British Broadcasting Miscorporation

What's up with the BBC these days? From a time when "BBC English" indicated the highest standards of grammar and punctuation, it seems to have declined to a point where not even its headlines get properly proofread. Here are some random examples of scrambled English found on the BBC News website today:

Ohio animal Terry Thompson owner shot himself - police


The uprising that eventually overthrew him started in Libya's February 2011 in second city Benghazi,

Another story spells skis as skies and minuscule as miniscule (the word comes from the same root as minus, not miniature).
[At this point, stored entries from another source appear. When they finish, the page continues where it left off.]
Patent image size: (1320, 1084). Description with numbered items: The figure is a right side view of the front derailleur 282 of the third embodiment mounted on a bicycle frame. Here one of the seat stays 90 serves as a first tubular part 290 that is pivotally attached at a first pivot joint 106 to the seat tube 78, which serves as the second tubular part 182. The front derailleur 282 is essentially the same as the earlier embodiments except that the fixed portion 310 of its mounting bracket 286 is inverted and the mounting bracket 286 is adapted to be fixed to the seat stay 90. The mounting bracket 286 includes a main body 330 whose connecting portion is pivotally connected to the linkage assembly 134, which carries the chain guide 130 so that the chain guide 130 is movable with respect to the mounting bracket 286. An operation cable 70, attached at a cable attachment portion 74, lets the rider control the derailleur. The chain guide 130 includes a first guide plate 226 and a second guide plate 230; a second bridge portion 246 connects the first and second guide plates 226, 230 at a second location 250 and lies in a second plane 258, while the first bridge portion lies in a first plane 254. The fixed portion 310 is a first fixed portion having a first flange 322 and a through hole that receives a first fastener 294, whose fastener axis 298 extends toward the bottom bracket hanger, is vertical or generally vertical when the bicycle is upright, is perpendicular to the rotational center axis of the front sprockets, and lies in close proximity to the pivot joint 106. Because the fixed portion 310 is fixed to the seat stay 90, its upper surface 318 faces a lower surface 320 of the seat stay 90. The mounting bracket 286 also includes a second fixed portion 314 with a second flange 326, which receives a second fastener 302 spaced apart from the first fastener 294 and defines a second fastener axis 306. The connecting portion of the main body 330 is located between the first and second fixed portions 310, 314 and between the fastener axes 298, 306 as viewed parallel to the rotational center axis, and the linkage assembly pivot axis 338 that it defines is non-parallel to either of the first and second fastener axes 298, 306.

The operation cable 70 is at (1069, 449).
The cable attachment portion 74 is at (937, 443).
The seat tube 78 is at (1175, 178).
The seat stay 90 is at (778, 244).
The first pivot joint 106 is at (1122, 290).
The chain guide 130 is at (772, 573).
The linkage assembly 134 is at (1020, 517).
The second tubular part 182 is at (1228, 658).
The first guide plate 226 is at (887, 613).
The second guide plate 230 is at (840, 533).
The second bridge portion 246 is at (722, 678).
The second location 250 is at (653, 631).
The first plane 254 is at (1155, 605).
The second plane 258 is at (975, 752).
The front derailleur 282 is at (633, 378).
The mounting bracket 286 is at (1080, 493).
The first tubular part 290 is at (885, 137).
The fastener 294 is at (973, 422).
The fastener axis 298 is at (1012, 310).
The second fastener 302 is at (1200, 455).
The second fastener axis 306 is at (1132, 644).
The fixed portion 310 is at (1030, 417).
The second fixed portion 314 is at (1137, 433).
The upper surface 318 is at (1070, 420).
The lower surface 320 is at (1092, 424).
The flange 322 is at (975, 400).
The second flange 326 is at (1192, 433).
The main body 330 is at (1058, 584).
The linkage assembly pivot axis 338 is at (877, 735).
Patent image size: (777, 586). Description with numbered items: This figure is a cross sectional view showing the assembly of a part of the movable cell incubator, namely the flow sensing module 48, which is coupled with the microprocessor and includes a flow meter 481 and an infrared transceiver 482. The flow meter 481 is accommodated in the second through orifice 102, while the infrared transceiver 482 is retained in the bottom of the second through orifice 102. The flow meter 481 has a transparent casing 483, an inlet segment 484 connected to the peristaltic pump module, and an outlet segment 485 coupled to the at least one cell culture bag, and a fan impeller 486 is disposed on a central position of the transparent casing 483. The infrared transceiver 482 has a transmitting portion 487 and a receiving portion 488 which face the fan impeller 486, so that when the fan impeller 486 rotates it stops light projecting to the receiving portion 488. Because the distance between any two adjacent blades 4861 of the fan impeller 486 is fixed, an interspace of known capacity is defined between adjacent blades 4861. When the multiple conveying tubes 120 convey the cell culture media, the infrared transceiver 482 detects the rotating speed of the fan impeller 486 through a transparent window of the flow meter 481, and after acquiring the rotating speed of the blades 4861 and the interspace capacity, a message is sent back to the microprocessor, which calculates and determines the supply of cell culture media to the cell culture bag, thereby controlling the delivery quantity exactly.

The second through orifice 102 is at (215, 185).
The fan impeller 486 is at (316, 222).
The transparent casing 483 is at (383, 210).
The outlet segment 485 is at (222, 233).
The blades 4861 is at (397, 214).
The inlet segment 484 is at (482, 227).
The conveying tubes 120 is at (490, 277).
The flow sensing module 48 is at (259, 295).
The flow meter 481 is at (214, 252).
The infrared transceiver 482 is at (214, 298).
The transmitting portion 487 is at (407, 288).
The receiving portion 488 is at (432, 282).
Has the BBC's budget been cut to the point where correct English is no longer affordable!

Tuesday, October 18, 2011

Fanning the Flames

Does anyone in Hong Kong really believe Rita Fan's claim that she knows little of what happened in Beijing in June 1989? Asked about the Tiananmen massacre, she said she was in Hawaii at the time and only knew what she saw on CNN. But considering that CNN was giving an almost literally blow-by-blow account of the events as they happened, does Fan really think she would have learned more if she had been watching CCTV? Furthermore, as a member of China's parliament (I do not say a representative of Hong Kong to it, since Hong Kong people have no say in who supposedly "represents" them), is it plausible that she has not bothered to acquaint herself with the details of one of the pivotal events of modern Chinese history?

All this would be academic if Fan were not a probable candidate for the post of next Chief Executive of Hong Kong. But since she is, do we want to be led by a woman who appears more concerned with not contradicting Beijing's official line on the massacre - sorry, "unfortunate incident" - of June 4th 1989 than with finding out the truth? Or, if we accept her story, by a woman who can't be bothered to do her political homework? Either way, I think not.